У тебя погибают родные и друзья, ты оказываешься на грани, за которой — пустота, отчаяние. Но у тебя есть крупица мастерства, и она спасет тебя. Только и спасет человека пристрастие к своему делу. И все его отношения с другими людьми освещаются его мастерством. И само оно крепнет и цветет, впитывая соки твоей жизни и жизни людей, которые дороги тебе...
Семенов очень разволновался и утомился от этого разговора. Он вытирал лоб тряпицей, пальцы его дрожали.
Были минуты, когда я хотел передать ему весть о гибели Корецкого, узнать, не тот ли это человек, который когда-то помог ему. Но теперь раздумал. Успеет еще узнать. Успеет принять последний удар.
И вот мы уходим. Я прощаюсь с Семеновым. Он задержал мою руку в своей и сказал неожиданно:
— Корецкий погиб недавно на Нижней Тунгуске...
5
Сказали нам лететь в тайгу. Туда, к Подкаменной Тунгуске, — узнать у бокситчиков самые низкие точки залегания руд. Чтобы потом, когда разольется водохранилище, не затопило бы разработки.
Перерыв в нашей речной, плавучей жизни. А теперь я особенно привязан к Ангаре. Даже ненадолго трудно от нее оторваться.
Что поделаешь. Спи, наша лодка, на мокром песке, стой потихоньку, мотор, в шалаше у сторожа нефтебазы, ждите возвращения...
Аэродром на лугу возле реки. По нему разбрелись разморенные полднем телята. Дремотно круглятся облака. Высоко запрокинуто небо. Мы ждем самолета. Долго, лениво и равнодушно. Сушим портянки. Дремлем. Говорим о всяких пустяках. Над головами толчется столбок мошки, липнет к лицу, мельтешит на рубахе.

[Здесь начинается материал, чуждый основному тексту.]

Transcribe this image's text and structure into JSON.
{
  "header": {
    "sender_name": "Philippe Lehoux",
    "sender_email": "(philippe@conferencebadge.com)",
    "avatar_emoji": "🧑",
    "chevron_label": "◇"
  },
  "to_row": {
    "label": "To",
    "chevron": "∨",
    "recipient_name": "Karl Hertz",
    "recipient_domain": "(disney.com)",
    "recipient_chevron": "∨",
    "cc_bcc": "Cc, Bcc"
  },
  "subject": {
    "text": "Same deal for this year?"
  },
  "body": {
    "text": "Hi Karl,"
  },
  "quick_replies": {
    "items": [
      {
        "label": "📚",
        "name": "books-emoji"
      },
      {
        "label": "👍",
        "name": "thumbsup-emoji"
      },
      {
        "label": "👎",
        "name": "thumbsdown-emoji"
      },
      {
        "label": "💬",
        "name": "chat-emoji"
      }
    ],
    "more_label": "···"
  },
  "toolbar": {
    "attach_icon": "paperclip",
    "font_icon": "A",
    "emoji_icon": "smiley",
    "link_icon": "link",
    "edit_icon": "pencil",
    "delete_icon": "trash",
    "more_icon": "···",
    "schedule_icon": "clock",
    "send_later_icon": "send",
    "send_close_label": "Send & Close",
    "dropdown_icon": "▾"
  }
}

После обеда не спеша пришли из деревни рабочие и начали скатывать в одно место бочки с бензином и соляркой, чтоб легче грузить в самолет.
Кончили. Один сдвинул на затылок накомарник и присмотрелся.
— Летит.
Низко над тайгой зачернелась машина — не больше комара.
— Сгоняй телят! — крикнул рабочий пастуху.
— Ладно, — ответил тот и не двинулся с места.
Двукрылая «аннушка» выскочила из-за песчаной сопки и развернулась, отпугнув телят в сторону. Рабочие по мосткам стали закатывать ей в брюхо бочки. Летчик вылез из кабины поразмяться, прикинул нас троих на вес и сказал, чтоб грузили одной бочкой меньше.
Потом «аннушка» прыгнула с крутого берега, и закачало ее, как на качелях. То поползет за окном синий плат Ангары с дрожащей змейкой солнца, то небо заливает оконце яркой голубизной.
Река уплывает назад. Ничего не остается от сопок, скал и круч. Ровно, как подстриженная трава, протянулась во все стороны тайга. Она чуть поворачивается и плавно покачивается. Вывернется иногда петля речки, сжатая каменистыми берегами, покажет песчаное дно и белую пену перекатов и растворится в голубовато-зеленой глубине. Нет ни дымка от костра, ни шалаша, ни зимовья. Лес и лес. Ровный, густой и бесконечный. Ангару теперь лишь угадываешь по синеватой гряде на горизонте. А дальше васветились желто-зеленые проемы болот. Страшно подумать, если здесь придется работать. Из самолета все кажется ненастоящим — появляется, исчезает, проходит. Только пешком пробираться, узнаешь, что это за места. Мелькнувшее внизу болото, может, и за день не осилишь. По колено да по пояс в черной жиже, в комарином кишобище, исходя по́том, будешь пролезать осокой да кустами. А спать в чехле от спальника, спасаясь от комарья, а пить — ржавчину, а клясть — свою несчастную судьбу.
Но пока-то мы в самолете. Поглядываем в окошки, посиживаем на скамейках. Пусть внизу хоть черт с рогами.